The NBA’s “seeding games” and play-in were necessities because the playoff field wasn’t set when the season was halted March 11. But it proved entertaining enough that the NBA will use a modified version this season.

There won’t be the need for the seeding games — if there is, we have bigger issues — but the teams that finish the regular season in seventh through 10th place will have a three-game tournament to determine the last two playoff spots in each conference.

The NFL, meanwhile, has realized it can do more with less.

Back in the spring, the idea of doing workouts and holding camps virtually seemed impossible. But coaches and players adapted. Now, with the NFL drastically cutting back in-person interaction as cases surge around the country, virtual meetings are second nature.

“Our experience with the offseason training and doing that virtually, I think our clubs got really comfortable with a lot of that,” commissioner Roger Goodell said in a Dec. 16 conference call. “And I think we’ll see more of that.”

Even better, Goodell said he can see “a lot of things living” from the NFL’s virtual draft, which had all the makings of a bad variety show but wound up being wildly entertaining and enjoyable. Coaches let their guards down a bit as they “welcomed” viewers into their homes. Kids and pets made cameo appearances.

Bill Belichick even had jokes, making it look as if his (adorable) dog was handling the Patriots’ draft.

“It’s been a lot of fun,” Dolphins coach Brian Flores said. “I haven’t spent this much time with my family — my kids, my wife — in a long time, and it’s been great.”

Also great? Seeing women’s sports finally get the spotlight they deserve.

The NWSL and WNBA had an expanded TV presence, and it translated into increased ratings. While there was much hand-wringing about ratings drops for the NBA, NHL, MLB and golf, the WNBA Finals were up 15% from 2019, and the NWSL saw its ratings skyrocket by almost 500%.

Yes, you read that right. Make women’s sports accessible, and people will watch.

But as with every other aspect of life, there will be some lasting effects from -COVID that are not welcome.

College sports has always been a bit unseemly.

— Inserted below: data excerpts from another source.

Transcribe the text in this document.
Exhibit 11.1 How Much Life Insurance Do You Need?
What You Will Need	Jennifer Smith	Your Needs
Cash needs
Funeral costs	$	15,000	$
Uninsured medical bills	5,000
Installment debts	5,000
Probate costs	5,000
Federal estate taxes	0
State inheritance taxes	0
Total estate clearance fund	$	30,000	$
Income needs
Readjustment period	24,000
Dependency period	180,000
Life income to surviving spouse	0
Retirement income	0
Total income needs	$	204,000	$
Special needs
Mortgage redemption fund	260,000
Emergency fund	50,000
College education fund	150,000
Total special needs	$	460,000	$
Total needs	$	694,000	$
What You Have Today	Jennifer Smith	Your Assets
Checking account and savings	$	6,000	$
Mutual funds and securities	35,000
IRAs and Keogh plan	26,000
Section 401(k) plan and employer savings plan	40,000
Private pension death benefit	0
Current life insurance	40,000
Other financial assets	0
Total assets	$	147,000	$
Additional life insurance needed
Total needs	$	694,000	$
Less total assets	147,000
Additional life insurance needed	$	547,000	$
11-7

But any pretense about the high-and-mighty value of the amateur experience was thrown out for good this season with football coaches, administrators and even fans insisting that unpaid players get out there and play and fulfill TV contracts even as COVID-19 ran rampant through their towns and teams.

And if that money grab wasn’t shameless enough, many schools are using COVID-19 as an excuse to cry poor and cut smaller sports. Never mind that they are spending millions to buy out football coaches and keep programs across the country fat and happy.

“The virus has exposed certain truths about our society that we didn’t want to see before,” Starn said. “In the case of college sports, the virus has made clearer than ever that college sports is a business.”

That doesn’t mean we’ll stop watching.

The last nine months have proved the incredible lasting power of sports. These aren’t just fun and games. They’re integral to the very soul of our society, offering us comfort and familiarity, providing a place to find common ground.

Our relationship with them is different now, tempered by the worries and fears that have taken occupancy in our minds. But that is temporary.

“There’s never been a society in the history of the world that’s been more crazy about sports than the United States,” Starn said. “I’m expecting we’re going to see sports coming back stronger than ever. And maybe with more interest than ever.”

Sports change, but sports always endures. That’s one thing COVID-19 can’t change.